ALB is designed to handle HTTP/HTTPS traffic and provides advanced routing and load balancing features such as content-based routing, host-based routing, and path-based routing. It also supports SSL/TLS termination, which allows HTTPS traffic to be decrypted at the load balancer and then forwarded to the backend targets in plaintext.
NLB, on the other hand, is designed to handle TCP/UDP traffic and provides simple and efficient load balancing with high throughput and low latency. It is ideal for applications that require high network throughput, such as gaming and video streaming.
In summary, ALB is suitable for applications that require advanced routing and load balancing features at the application layer, while NLB is suitable for applications that require high network throughput at the transport layer.

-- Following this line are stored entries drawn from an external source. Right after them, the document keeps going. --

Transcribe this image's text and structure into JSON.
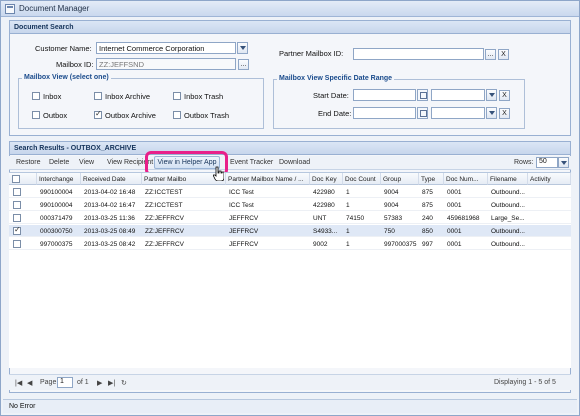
{
  "window": {
    "title": "Document Manager"
  },
  "search_panel": {
    "title": "Document Search",
    "customer_name_label": "Customer Name:",
    "customer_name_value": "Internet Commerce Corporation",
    "mailbox_id_label": "Mailbox ID:",
    "mailbox_id_value": "ZZ:JEFFSND",
    "ellipsis": "...",
    "partner_mailbox_label": "Partner Mailbox ID:",
    "partner_mailbox_value": "",
    "clear": "X",
    "mailbox_view": {
      "legend": "Mailbox View (select one)",
      "options": [
        {
          "label": "Inbox",
          "checked": false
        },
        {
          "label": "Inbox Archive",
          "checked": false
        },
        {
          "label": "Inbox Trash",
          "checked": false
        },
        {
          "label": "Outbox",
          "checked": false
        },
        {
          "label": "Outbox Archive",
          "checked": true
        },
        {
          "label": "Outbox Trash",
          "checked": false
        }
      ]
    },
    "date_range": {
      "legend": "Mailbox View Specific Date Range",
      "start_label": "Start Date:",
      "end_label": "End Date:"
    }
  },
  "results": {
    "title": "Search Results - OUTBOX_ARCHIVE",
    "toolbar": {
      "restore": "Restore",
      "delete": "Delete",
      "view": "View",
      "view_recipient": "View Recipient",
      "view_helper": "View in Helper App",
      "event_tracker": "Event Tracker",
      "download": "Download"
    },
    "rows_label": "Rows:",
    "rows_value": "50",
    "columns": [
      "Interchange",
      "Received Date",
      "Partner Mailbo",
      "Partner Mailbox Name / ...",
      "Doc Key",
      "Doc Count",
      "Group",
      "Type",
      "Doc Num...",
      "Filename",
      "Activity"
    ],
    "rows": [
      {
        "checked": false,
        "selected": false,
        "cells": [
          "990100004",
          "2013-04-02 16:48",
          "ZZ:ICCTEST",
          "ICC Test",
          "422980",
          "1",
          "9004",
          "875",
          "0001",
          "Outbound...",
          ""
        ]
      },
      {
        "checked": false,
        "selected": false,
        "cells": [
          "990100004",
          "2013-04-02 16:47",
          "ZZ:ICCTEST",
          "ICC Test",
          "422980",
          "1",
          "9004",
          "875",
          "0001",
          "Outbound...",
          ""
        ]
      },
      {
        "checked": false,
        "selected": false,
        "cells": [
          "000371479",
          "2013-03-25 11:36",
          "ZZ:JEFFRCV",
          "JEFFRCV",
          "UNT",
          "74150",
          "57383",
          "240",
          "459681968",
          "Large_Se...",
          ""
        ]
      },
      {
        "checked": true,
        "selected": true,
        "cells": [
          "000300750",
          "2013-03-25 08:49",
          "ZZ:JEFFRCV",
          "JEFFRCV",
          "S4933...",
          "1",
          "750",
          "850",
          "0001",
          "Outbound...",
          ""
        ]
      },
      {
        "checked": false,
        "selected": false,
        "cells": [
          "997000375",
          "2013-03-25 08:42",
          "ZZ:JEFFRCV",
          "JEFFRCV",
          "9002",
          "1",
          "997000375",
          "997",
          "0001",
          "Outbound...",
          ""
        ]
      }
    ],
    "pager": {
      "page_label": "Page",
      "page_value": "1",
      "of_label": "of 1",
      "displaying": "Displaying 1 - 5 of 5"
    }
  },
  "status": {
    "text": "No Error"
  },
  "colors": {
    "highlight": "#e8208a",
    "header_text": "#15335a",
    "legend_text": "#1a4b8c"
  }
}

Q34: CloudFront Geo Location
Amazon CloudFront is a content delivery network (CDN) offered by Amazon Web Services (AWS) that can be used to distribute content globally with low latency and high data transfer speeds.
One of the security features provided by CloudFront is Geo restriction, which allows you to restrict access to your content based on the geographic location of the viewer.
You can use Geo restriction to allow or deny access to your content based on the following criteria:
Whitelist: You can create a whitelist of countries or regions from which you want to allow access to your content. Users from countries or regions not on the whitelist will be denied access.
Blacklist: You can create a blacklist of countries or regions from which you want to deny access to your content. Users from countries or regions on the blacklist will be denied access.